Os clássicos da literatura deixam-me aflito. Ultimamente, ando a ler “Memórias do Subsolo”, de Fiódor Dostoiéviski, e, menos do que sempre, sinto-me acuado nos subterrâneos de mim mesmo. Não se enganem. Nem tudo é o que parece. Ler um consagrado escritor russo, num país de analfabetos funcionais, não faz de mim grande coisa. Eu devia mesmo é apoiar a educação pública de alguma forma. Algo como dar um fim menos indigno e mais democrático à minha biblioteca particular, que nem é lá essas coisas. Não sou tão altruísta quanto possa transparecer. Não sou tão culto quanto alguns, erroneamente, irão supor. Aliás, na média dos leitores latino-americanos, sou um bebê ladino a engatinhar.

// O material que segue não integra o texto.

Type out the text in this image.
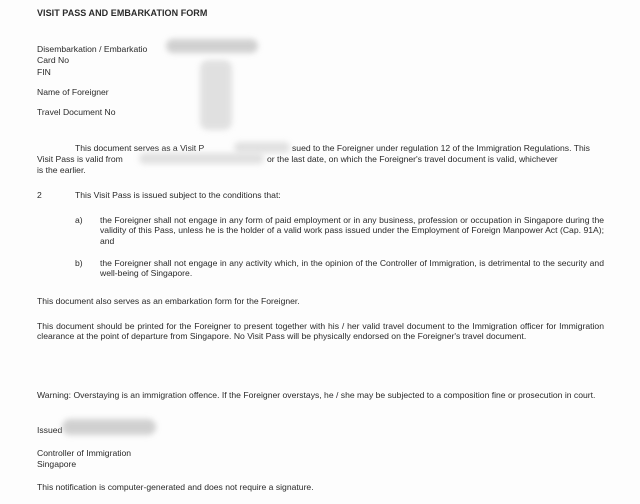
VISIT PASS AND EMBARKATION FORM
Disembarkation / Embarkatio
Card No
FIN
Name of Foreigner
Travel Document No
This document serves as a Visit P	sued to the Foreigner under regulation 12 of the Immigration Regulations. This
Visit Pass is valid from	or the last date, on which the Foreigner's travel document is valid, whichever
is the earlier.
2	This Visit Pass is issued subject to the conditions that:
a) the Foreigner shall not engage in any form of paid employment or in any business, profession or occupation in Singapore during the validity of this Pass, unless he is the holder of a valid work pass issued under the Employment of Foreign Manpower Act (Cap. 91A); and
b) the Foreigner shall not engage in any activity which, in the opinion of the Controller of Immigration, is detrimental to the security and well-being of Singapore.
This document also serves as an embarkation form for the Foreigner.
This document should be printed for the Foreigner to present together with his / her valid travel document to the Immigration officer for Immigration clearance at the point of departure from Singapore. No Visit Pass will be physically endorsed on the Foreigner's travel document.
Warning: Overstaying is an immigration offence. If the Foreigner overstays, he / she may be subjected to a composition fine or prosecution in court.
Issued
Controller of Immigration
Singapore
This notification is computer-generated and does not require a signature.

É inútil. E não há uma só resposta que valha um cigarro. Tudo o que eu penso já foi pensado por alguém algum dia. Algo do tipo atrair cometas com alpiste. Domesticar elefantes. Cometer adultério com Scarlett Johansson. Ser abduzido pelos fios de um titeriteiro que nos manipula de outra galáxia. Encher o tanque de um Ford Galaxie com um salário de professor. Ensinar o bê-á-bá do ateísmo às novas gerações. Tomar satisfações com Deus. Endeusar os meus pais. Encher a cara de cicuta. Morrer dormindo num domingo, antes dos gols do “Fantástico”. Transformar o mundo com poesia falada e com a literatura fantástica de um José J. Veiga, só para começar. Navegar por bares nunca dantes navegados. Embriagar-me de solidão. Entorpecer-me com música. Compor um clássico do cancioneiro de chuveiro. Isolar-me numa cabana às margens da Macy’s, em Nova York. Descobrir a cura do câncer da corrupção, ser premiado com um joinha e estapear a cara da morte, no palco, como fez Will Smith a Cris Rock. O que, dentre tanto, desde tudo, frente a nada, fará algum sentido? Abeirar-me, ronronar. lamber os alvos pés de unhas esmaltadas da bela Scarlett? Cuidar das escaras de um peso morto mais conhecido como coração partido? Votar num político desgraçado que abriu a Caixa de Pandora em pleno território nacional?
Sinto-me mal. Sinto-me muito mal. Tudo o que eu penso já foi pensado por alguém algum dia, só que com mais capacidade e com menor brandura. Nada mudou, senão a quantidade de esqueletos a espetar de calcário a terra. A esperança não é páreo para um coração que é considerado um pária da humanidade. Tudo, absolutamente tudo já foi pensado, ainda que de relance, ainda que por acaso. Travar um romance com uma freira, desvirtuando a pobre coitada dos seus fatídicos compromissos episcopais. Matar uma galinha com a própria pica. Fabricar a própria pinga com a qual me embriago. Pagar os tais 10% do santo. Romper o borrachudo lacre de uma boneca inflável. Amar Edinamar de frente ao mar. Fazer trocadilhos infames usando a linguagem de libras. Mudar-me para Londres. Ouvir eu te amo de uma amante argentina surda como una puerta. Calafetar o buraco de ozônio pela humanidade aberta. Tirar você deste lugar. Montar em touro bravo. Montar uma igreja. Encher o rabo de dinheiro. Fraudar as ereções. Fingir-me de vivo enquanto a morte não passa. Eleger-me ladrão logo no primeiro furto, quer dizer, logo no primeiro turno. Entender por que sofremos. Descobrir para onde a vai a saudade depois que a gente morre. Saber quem foi o ser maldito que inventou o dinheiro — por certo, isso foi obra de um homem. Conquistar a zona do agrião de um principado úmido, florido em pentelhos e em petúnias, sem disparar um único tiro.
Não adianta. Nunca serei um célebre. Tudo o que eu escrevo já foi escrito por alguém e reescrito por outrem, só que com mais propriedade e com menos cacofonia. Essa é a pior e a mais frustrante constatação dos últimos tempos. Portanto, com toda certeza que me seja plausível, afirmo que nada de novo há no rugir das tempestades. Mesmo isso já foi escrito antes. E pouca gente leu. E pouca gente sabe que foi Maiakovski quem criou versos assim. Porque quase ninguém mais lê. Quase ninguém mais sente os sentimentos mais elementares que um ser humano possa sentir. Estamos conectados, pero, anestesiados até o talo. E o pai está ON. Mas, o que diabos esta expressão significa? Nada. Absolutamente, nada de relevante. E, se os rugidos nunca cessam, o que esperar das tempestades que teimam em me afligir?